Pope Francis’ devotion to Mary and to the Rosary follow very closely in the footsteps of Saint Pope John Paul II. The Saint consistently emphasized Mary’s role as a model Christian who embodies the meaning and living out of the Gospel of her Son. One of his monumental writings on Mary was this Apostolic Letter, Rosarium Virginis Mariae. He gave us this great gift during this month on October 16, 2002, which was the twenty-fifth anniversary of his own election as a Successor of Saint Peter. It was in this Apostolic Letter that he also added five new decades to the Rosary – the Mysteries of Light. It is appropriate to reflect upon this letter, during this month of October, as it helps us to appreciate more the special role of Mary within our lives as well as the deep devotion of Saint Pope John Paul II to her.
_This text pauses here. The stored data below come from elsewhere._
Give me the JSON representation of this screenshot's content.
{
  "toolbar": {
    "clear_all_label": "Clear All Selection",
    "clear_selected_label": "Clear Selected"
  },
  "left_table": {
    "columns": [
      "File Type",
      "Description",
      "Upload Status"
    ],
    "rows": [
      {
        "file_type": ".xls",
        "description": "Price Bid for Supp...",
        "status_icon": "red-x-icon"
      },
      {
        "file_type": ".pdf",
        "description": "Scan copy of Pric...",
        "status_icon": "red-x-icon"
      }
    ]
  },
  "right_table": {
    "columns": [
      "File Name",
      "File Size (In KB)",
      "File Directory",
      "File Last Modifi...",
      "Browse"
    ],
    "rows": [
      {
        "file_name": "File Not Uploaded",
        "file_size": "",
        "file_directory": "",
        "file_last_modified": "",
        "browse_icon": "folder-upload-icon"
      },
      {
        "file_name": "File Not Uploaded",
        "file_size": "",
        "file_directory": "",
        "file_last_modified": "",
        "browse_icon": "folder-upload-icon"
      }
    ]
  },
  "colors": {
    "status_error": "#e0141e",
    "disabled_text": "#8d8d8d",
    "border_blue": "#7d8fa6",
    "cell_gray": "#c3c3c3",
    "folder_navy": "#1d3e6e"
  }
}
The Rosary has been a powerful prayer precisely because it is a prayer of the people. Its beauty is that it follows a natural rhythm and can be prayed by anyone at almost any time and in any place. Part of its history includes its being prayed by peasants working in the fields during the middle ages in imitation of monks reciting the Psalms in a monastery for the Divine Office. Some may find it difficult to pray the Rosary precisely because of too much concentration on their own meditations and not on the natural rhythm of the Rosary. One should not become discouraged and is actually in good company if this is the case. In her autobiography, Story of a Soul, Saint Therese of Lisieux, whose feast we celebrated on the first day if this month of October, expressed how she sometimes found it difficult to pray the Rosary. She wrote, “... the recitation of the Rosary is more difficult for me than wearing an instrument of penance. I feel I have said this so poorly! I force myself in vain to meditate on the mysteries of the Rosary; I don’t succeed in fixing my mind on them. For a long time I was desolate about this lack of devotion which astonished me, for I love the Blessed Virgin so much that it should be easy for me to recite in her honor prayers which are so pleasing to her. Now I am less desolate; I think that the Queen of Heaven, since she is my Mother, must see my goodwill and she is satisfied with it.”
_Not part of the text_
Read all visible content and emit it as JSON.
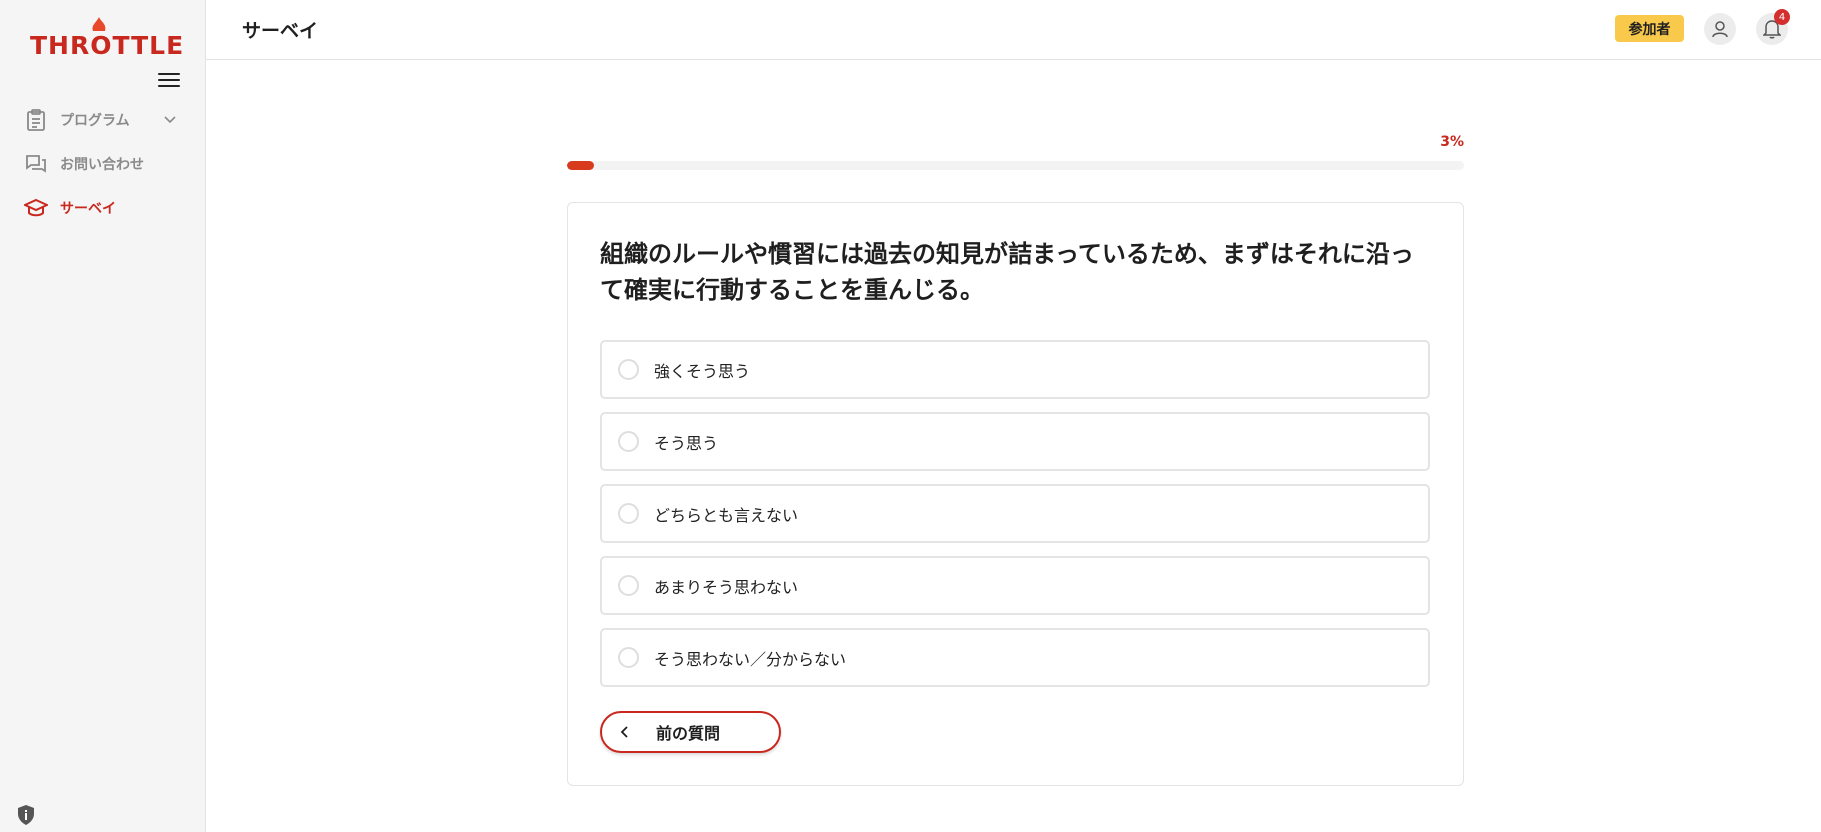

During this month of October, filled with challenges as we continue to face so many difficulties before us, let us turn to Mary. As a Diocesan family, with our individual families, let us open ourselves through the Rosary so the Lord can speak to us. As Pope Francis urged, “Contemplating the face of Christ with the heart of Mary, our Mother will make us even more united as a spiritual family and help us overcome this time of trial.”